Sonbaharın sonbahar değil. ilk baharında ormanların yeşermiyor, nisan yağmurlarında zamanında yağmıyor,
hasat zamanında başakların boy vermez olmuş, gitgide çekilmez oluyorsun şehir
Zehir yayıyorsun şehir,
Zehrini bir pus gibi indiriyorsun insanların mutluluğu üzerine
insanları mutsuzluğa uyandırıyorsun
Semalarında kuşlar uçmaz olmuş göğün maviliklerinde, çatılara konmaz olmuş
Sen bana bir kış borçlusun.
Yaprakları yeşermiş bir ağaç gölgesi borçlusun, aşıklara yağmur, çiftçiye hasat borçlusun, kuşlara mavilik... Sen bana bir umut borçlusun şehir.
Bu her şeyden yoksun şehrinde, zar zor ilerleyen, şoförü hiç tebessüm nedir bilmeyen otobüslerin Olukbaşı’na varmaz mı?

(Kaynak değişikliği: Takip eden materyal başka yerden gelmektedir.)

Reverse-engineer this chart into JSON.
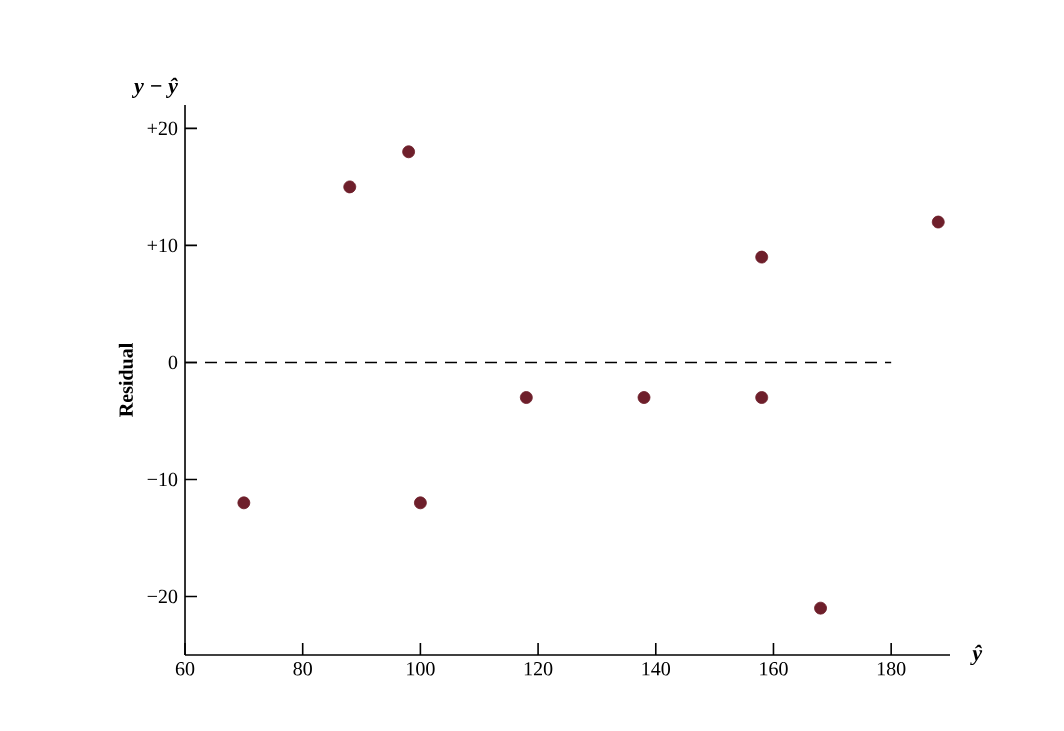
{
  "chart_data": {
    "type": "scatter",
    "xlabel": "ŷ",
    "ylabel": "Residual",
    "annotations": [
      "y − ŷ"
    ],
    "x": [
      70,
      88,
      98,
      100,
      118,
      138,
      158,
      158,
      168,
      188
    ],
    "values": [
      -12,
      15,
      18,
      -12,
      -3,
      -3,
      -3,
      9,
      -21,
      12
    ],
    "color": "#6e1f2b",
    "marker": "circle",
    "xlim": [
      60,
      190
    ],
    "ylim": [
      -25,
      22
    ],
    "xticks": [
      60,
      80,
      100,
      120,
      140,
      160,
      180
    ],
    "yticks": [
      {
        "value": -20,
        "label": "−20"
      },
      {
        "value": -10,
        "label": "−10"
      },
      {
        "value": 0,
        "label": "0"
      },
      {
        "value": 10,
        "label": "+10"
      },
      {
        "value": 20,
        "label": "+20"
      }
    ],
    "ref_lines": [
      {
        "axis": "y",
        "value": 0,
        "line_style": "dashed"
      }
    ],
    "grid": false
  }
}
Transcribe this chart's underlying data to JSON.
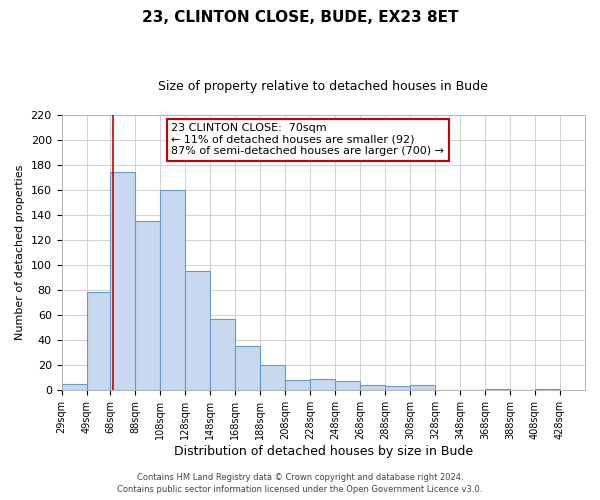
{
  "title": "23, CLINTON CLOSE, BUDE, EX23 8ET",
  "subtitle": "Size of property relative to detached houses in Bude",
  "xlabel": "Distribution of detached houses by size in Bude",
  "ylabel": "Number of detached properties",
  "bar_left_edges": [
    29,
    49,
    68,
    88,
    108,
    128,
    148,
    168,
    188,
    208,
    228,
    248,
    268,
    288,
    308,
    328,
    348,
    368,
    388,
    408
  ],
  "bar_heights": [
    5,
    78,
    174,
    135,
    160,
    95,
    57,
    35,
    20,
    8,
    9,
    7,
    4,
    3,
    4,
    0,
    0,
    1,
    0,
    1
  ],
  "bar_widths": [
    20,
    19,
    20,
    20,
    20,
    20,
    20,
    20,
    20,
    20,
    20,
    20,
    20,
    20,
    20,
    20,
    20,
    20,
    20,
    20
  ],
  "bar_color": "#c8d8ee",
  "bar_edgecolor": "#6699cc",
  "tick_labels": [
    "29sqm",
    "49sqm",
    "68sqm",
    "88sqm",
    "108sqm",
    "128sqm",
    "148sqm",
    "168sqm",
    "188sqm",
    "208sqm",
    "228sqm",
    "248sqm",
    "268sqm",
    "288sqm",
    "308sqm",
    "328sqm",
    "348sqm",
    "368sqm",
    "388sqm",
    "408sqm",
    "428sqm"
  ],
  "tick_positions": [
    29,
    49,
    68,
    88,
    108,
    128,
    148,
    168,
    188,
    208,
    228,
    248,
    268,
    288,
    308,
    328,
    348,
    368,
    388,
    408,
    428
  ],
  "ylim": [
    0,
    220
  ],
  "yticks": [
    0,
    20,
    40,
    60,
    80,
    100,
    120,
    140,
    160,
    180,
    200,
    220
  ],
  "xlim": [
    29,
    448
  ],
  "property_line_x": 70,
  "property_line_color": "#cc0000",
  "annotation_title": "23 CLINTON CLOSE:  70sqm",
  "annotation_line1": "← 11% of detached houses are smaller (92)",
  "annotation_line2": "87% of semi-detached houses are larger (700) →",
  "annotation_box_color": "#ffffff",
  "annotation_box_edgecolor": "#cc0000",
  "footer1": "Contains HM Land Registry data © Crown copyright and database right 2024.",
  "footer2": "Contains public sector information licensed under the Open Government Licence v3.0.",
  "grid_color": "#cccccc",
  "background_color": "#ffffff"
}
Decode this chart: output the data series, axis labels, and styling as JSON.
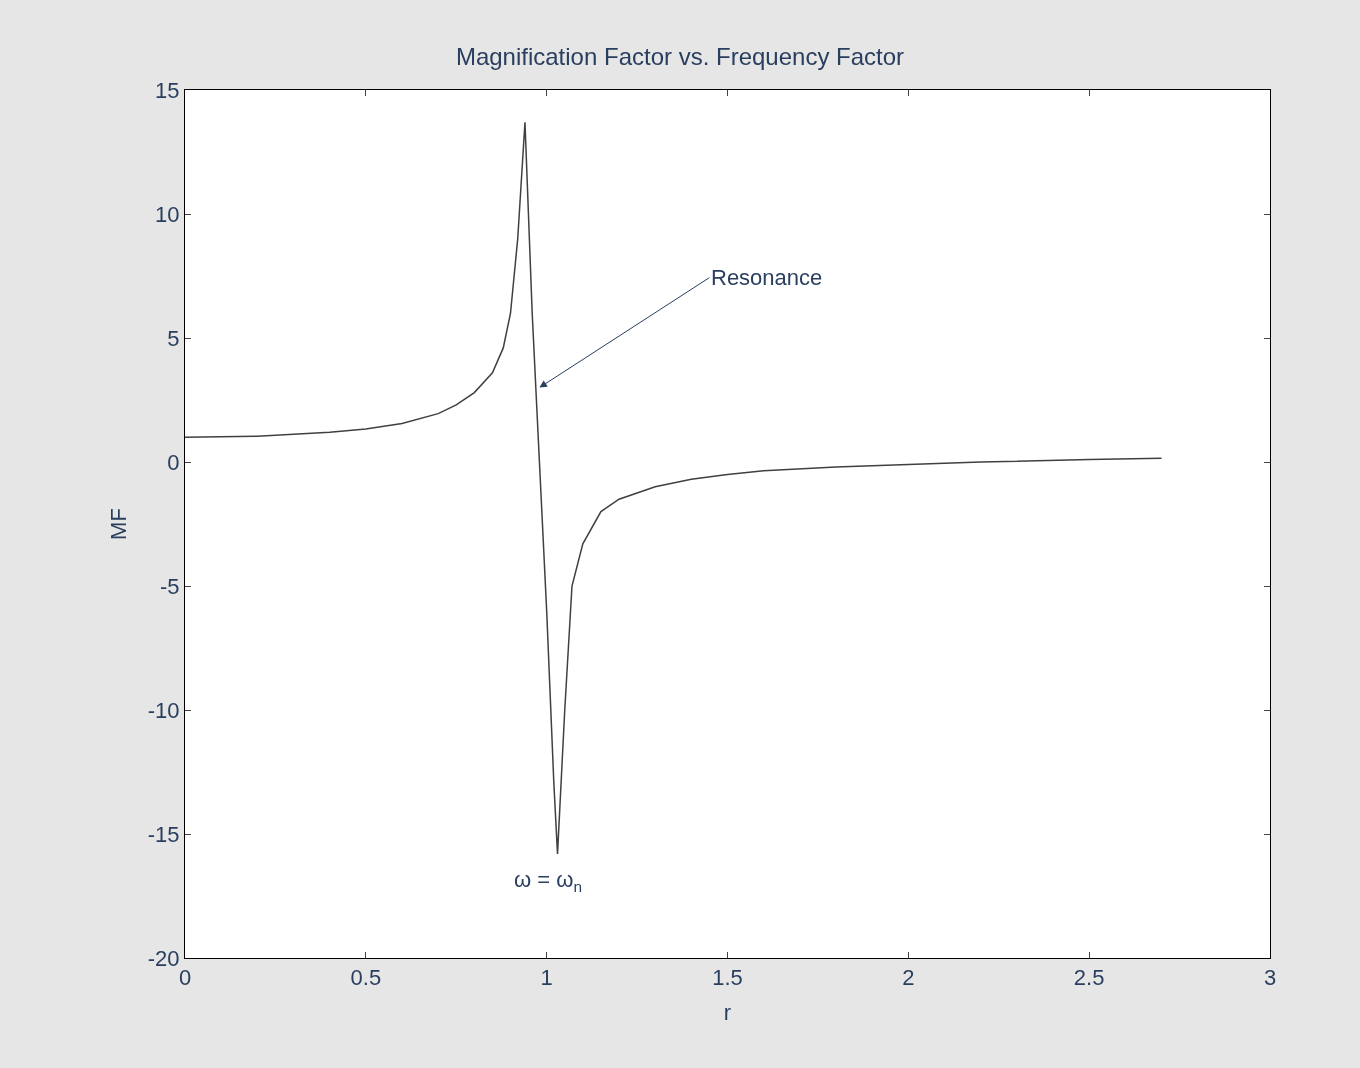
{
  "chart_data": {
    "type": "line",
    "title": "Magnification Factor vs. Frequency Factor",
    "xlabel": "r",
    "ylabel": "MF",
    "x": [
      0,
      0.2,
      0.4,
      0.5,
      0.6,
      0.7,
      0.75,
      0.8,
      0.85,
      0.88,
      0.9,
      0.92,
      0.94,
      0.96,
      0.98,
      1.0,
      1.02,
      1.03,
      1.05,
      1.07,
      1.1,
      1.15,
      1.2,
      1.3,
      1.4,
      1.5,
      1.6,
      1.8,
      2.0,
      2.2,
      2.5,
      2.7
    ],
    "series": [
      {
        "color": "#404040",
        "values": [
          1,
          1.04,
          1.2,
          1.33,
          1.55,
          1.95,
          2.3,
          2.8,
          3.6,
          4.6,
          6,
          9,
          13.7,
          6,
          0,
          -6,
          -13,
          -15.8,
          -10,
          -5,
          -3.3,
          -2,
          -1.5,
          -1,
          -0.7,
          -0.5,
          -0.35,
          -0.2,
          -0.1,
          0,
          0.1,
          0.15
        ]
      }
    ],
    "xlim": [
      0,
      3
    ],
    "xticks": [
      0,
      0.5,
      1,
      1.5,
      2,
      2.5,
      3
    ],
    "ylim": [
      -20,
      15
    ],
    "yticks": [
      -20,
      -15,
      -10,
      -5,
      0,
      5,
      10,
      15
    ],
    "marker": "none",
    "line_style": "solid",
    "annotations": [
      {
        "text": "Resonance",
        "x": 0.98,
        "y": 3
      },
      "ω = ω$_{n}$"
    ]
  }
}
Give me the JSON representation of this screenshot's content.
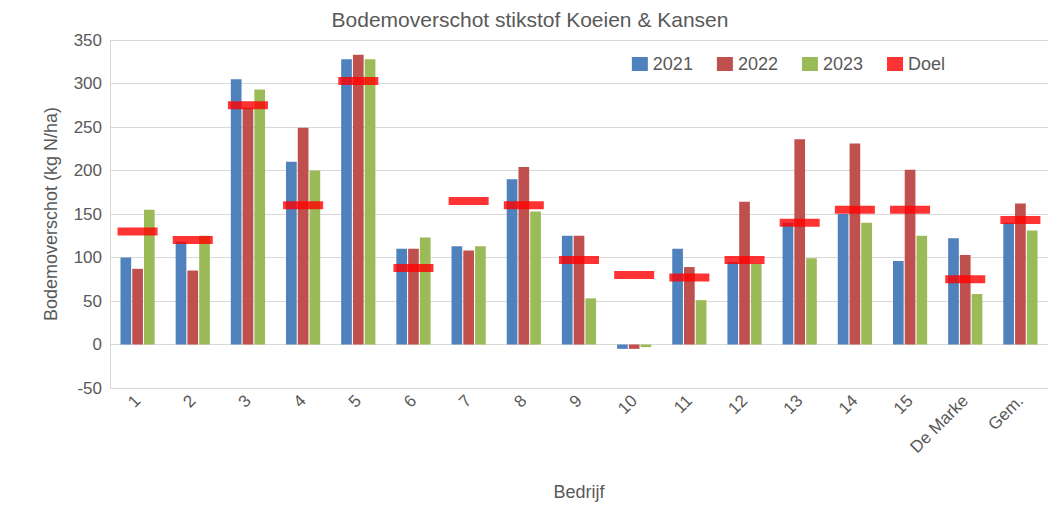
{
  "chart_data": {
    "type": "bar",
    "title": "Bodemoverschot stikstof Koeien & Kansen",
    "x_label": "Bedrijf",
    "y_label": "Bodemoverschot (kg N/ha)",
    "categories": [
      "1",
      "2",
      "3",
      "4",
      "5",
      "6",
      "7",
      "8",
      "9",
      "10",
      "11",
      "12",
      "13",
      "14",
      "15",
      "De Marke",
      "Gem."
    ],
    "series": [
      {
        "name": "2021",
        "type": "bar",
        "color": "#4f81bd",
        "values": [
          100,
          118,
          305,
          210,
          328,
          110,
          113,
          190,
          125,
          -5,
          110,
          95,
          140,
          150,
          96,
          122,
          140
        ]
      },
      {
        "name": "2022",
        "type": "bar",
        "color": "#c0504d",
        "values": [
          87,
          85,
          272,
          249,
          333,
          110,
          108,
          204,
          125,
          -5,
          89,
          164,
          236,
          231,
          201,
          103,
          162
        ]
      },
      {
        "name": "2023",
        "type": "bar",
        "color": "#9bbb59",
        "values": [
          155,
          125,
          293,
          200,
          328,
          123,
          113,
          153,
          53,
          -3,
          51,
          93,
          99,
          140,
          125,
          58,
          131
        ]
      },
      {
        "name": "Doel",
        "type": "scatter",
        "marker": "dash",
        "color": "#ff0000",
        "values": [
          130,
          120,
          275,
          160,
          303,
          88,
          165,
          160,
          97,
          80,
          77,
          97,
          140,
          155,
          155,
          75,
          143
        ]
      }
    ],
    "ylim": [
      -50,
      350
    ],
    "yticks": [
      -50,
      0,
      50,
      100,
      150,
      200,
      250,
      300,
      350
    ],
    "grid": true,
    "legend": "top-right"
  }
}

Dört duvar arasına sıkışmış kuş kafesine tıkılmış tüyleri ahenkle rengarenk , umutsuzluğa terk edilmiş, mutsuz bir kuş var burada
Göğün maviliğine, mutluluğa uçmak isteyen, gökkuşağına imrenen
Bir ben renkli yaşayamadım, bu renksiz şehirde bir de gökkuşağına imrenen kuş… Oysa herkes gökkuşağı taşıyor üzerlerinde renklerine kör olsalar bile
Ve sen bu şehrin griliklerine, solmuş ağaçlarına, açmayan çiçeklerine, yok oluşuna rağmen bu şehri yaşanılır kılan sen
Nasıl da buruk bir sürurla ve can havliyle kanat çırpıyorsun göğün maviliklerine.
Böyle mi gidilir, böyle mi gidilir ardında binbir umut bırakılarak?
Gerçi ne umudu, sen bir kuşsun, uçup gitmek senin doğanda var.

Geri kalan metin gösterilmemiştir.